Friday, March 27, 2009

Jung Called it Synchronicity, but Maybe I'm Just Suiting My Own Needs

Right. so. All I have to do now is figure out how I do this thing I want to do.

Do you ever have on of those realizations where you find yourself, quite unexpectedly, caught in the crosshairs of every choice you've ever made? For better or worse, you have one of those great cumulative moments at the apex of Life Thus Far?

In his signature way of inserting self-conscious commentary into his own narratives, Kundera describes his stories like spiderwebs, strings that pinwheel out into the big picture and meet at the core. When you tell a story you aren't inching along a straight line, you're following those strings back to their center, one at a time until you've traced the entire web, or most of it.

Isn't it funny how people perceive Death as a conclusion? As if all points in a human's life are only plot devices building to that final moment of resignation. As if every street taken and every choice was ultimately to resolve life as one violent end, or one quiet end, or one pitiful end, or one abrupt end.

If I walk out of this building right now and get squashed by a falling scaffold (as one neurosurgeon was crushed in that exact place three years ago), is that what my life meant? How I die is no summary of me. In a way, this is a malignant feature of linear narratives. If life imitates art, then we have accepted that each day overrides the last, and that the final day overrides all other days.

Life is in the web, I think. This is more and more how I see time. When I die I want people to dissect me downwards from the future to the past, so that I die young and tinted orange like a photograph from 1986.

And believing as I do in a vaguely greater order of things, I've followed my instincts down their natural paths. I've been disappointed, I mean existentially disappointed when my efforts seem fruitless. How am I supposed to think, to behave, when the things that felt right turned out not to be?
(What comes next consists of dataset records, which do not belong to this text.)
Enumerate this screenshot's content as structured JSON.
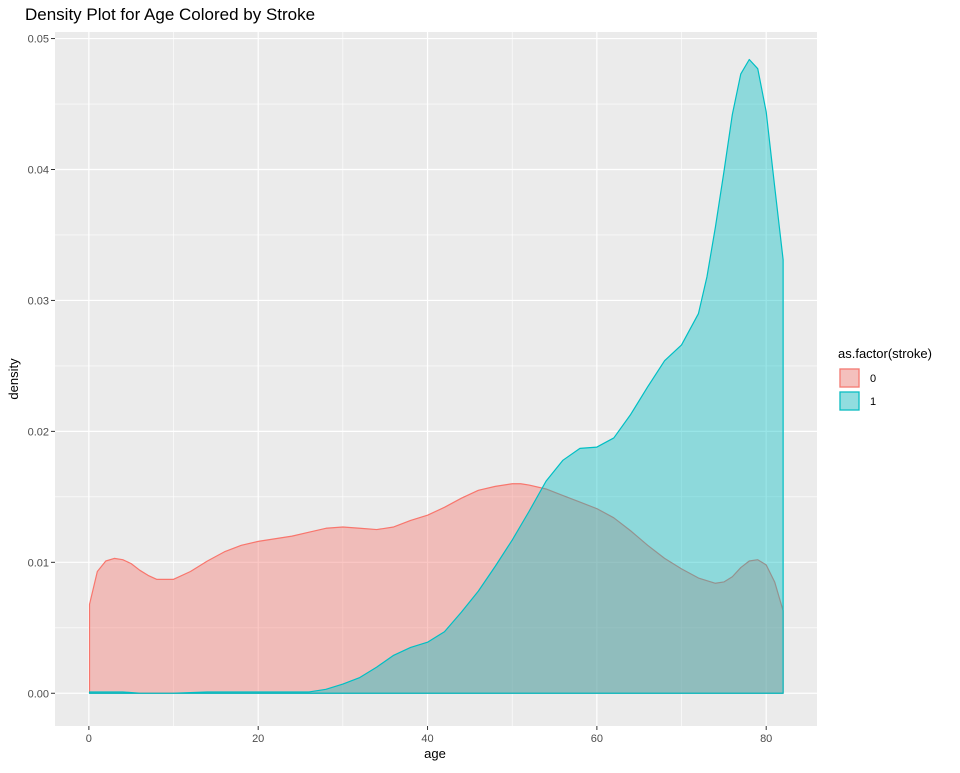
{
  "chart_data": {
    "type": "area",
    "title": "Density Plot for Age Colored by Stroke",
    "xlabel": "age",
    "ylabel": "density",
    "xlim": [
      -4,
      86
    ],
    "ylim": [
      -0.0025,
      0.0505
    ],
    "x_ticks": [
      0,
      20,
      40,
      60,
      80
    ],
    "y_ticks": [
      0.0,
      0.01,
      0.02,
      0.03,
      0.04,
      0.05
    ],
    "x_tick_labels": [
      "0",
      "20",
      "40",
      "60",
      "80"
    ],
    "y_tick_labels": [
      "0.00",
      "0.01",
      "0.02",
      "0.03",
      "0.04",
      "0.05"
    ],
    "grid": true,
    "legend": {
      "title": "as.factor(stroke)",
      "placement": "right"
    },
    "series": [
      {
        "name": "0",
        "line_color": "#F8766D",
        "fill_color": "#F8766D",
        "fill_opacity": 0.4,
        "x": [
          0.08,
          1,
          2,
          3,
          4,
          5,
          6,
          7,
          8,
          10,
          12,
          14,
          16,
          18,
          20,
          22,
          24,
          26,
          28,
          30,
          32,
          34,
          36,
          38,
          40,
          42,
          44,
          46,
          48,
          50,
          51,
          52,
          54,
          56,
          58,
          60,
          62,
          64,
          66,
          68,
          70,
          72,
          74,
          75,
          76,
          77,
          78,
          79,
          80,
          81,
          82
        ],
        "values": [
          0.0068,
          0.0093,
          0.0101,
          0.0103,
          0.0102,
          0.0099,
          0.0094,
          0.009,
          0.0087,
          0.0087,
          0.0093,
          0.0101,
          0.0108,
          0.0113,
          0.0116,
          0.0118,
          0.012,
          0.0123,
          0.0126,
          0.0127,
          0.0126,
          0.0125,
          0.0127,
          0.0132,
          0.0136,
          0.0142,
          0.0149,
          0.0155,
          0.0158,
          0.016,
          0.016,
          0.0159,
          0.0156,
          0.0151,
          0.0146,
          0.0141,
          0.0134,
          0.0124,
          0.0113,
          0.0103,
          0.0095,
          0.0088,
          0.0084,
          0.0085,
          0.0089,
          0.0096,
          0.0101,
          0.0102,
          0.0098,
          0.0085,
          0.0063
        ]
      },
      {
        "name": "1",
        "line_color": "#00BFC4",
        "fill_color": "#00BFC4",
        "fill_opacity": 0.4,
        "x": [
          0.08,
          2,
          4,
          6,
          8,
          10,
          14,
          18,
          22,
          26,
          28,
          30,
          32,
          34,
          36,
          38,
          40,
          42,
          44,
          46,
          48,
          50,
          52,
          54,
          56,
          58,
          60,
          62,
          64,
          66,
          68,
          70,
          72,
          73,
          74,
          75,
          76,
          77,
          78,
          79,
          80,
          81,
          82
        ],
        "values": [
          0.0001,
          0.0001,
          0.0001,
          0.0,
          0.0,
          0.0,
          0.0001,
          0.0001,
          0.0001,
          0.0001,
          0.0003,
          0.0007,
          0.0012,
          0.002,
          0.0029,
          0.0035,
          0.0039,
          0.0047,
          0.0062,
          0.0078,
          0.0097,
          0.0117,
          0.0139,
          0.0162,
          0.0178,
          0.0187,
          0.0188,
          0.0195,
          0.0213,
          0.0234,
          0.0254,
          0.0266,
          0.029,
          0.0318,
          0.0356,
          0.0398,
          0.0442,
          0.0473,
          0.0484,
          0.0477,
          0.0444,
          0.0387,
          0.0331
        ]
      }
    ]
  }
}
But I realized lately, all things considered, even my failures were right. Everything I've tried, every person I erroneously thought myself to be, informs who I am now. I don't mean this in a sentimental way, I mean that this was...part of the web. The only way I can describe it is by using a bad movie reference, so forgive me, but it's like Signs. I'm looking around and suddenly glasses of water are everywhere.

Things I did with little thought are suddenly so serendipitous. That renews my faith in magic...just a little bit.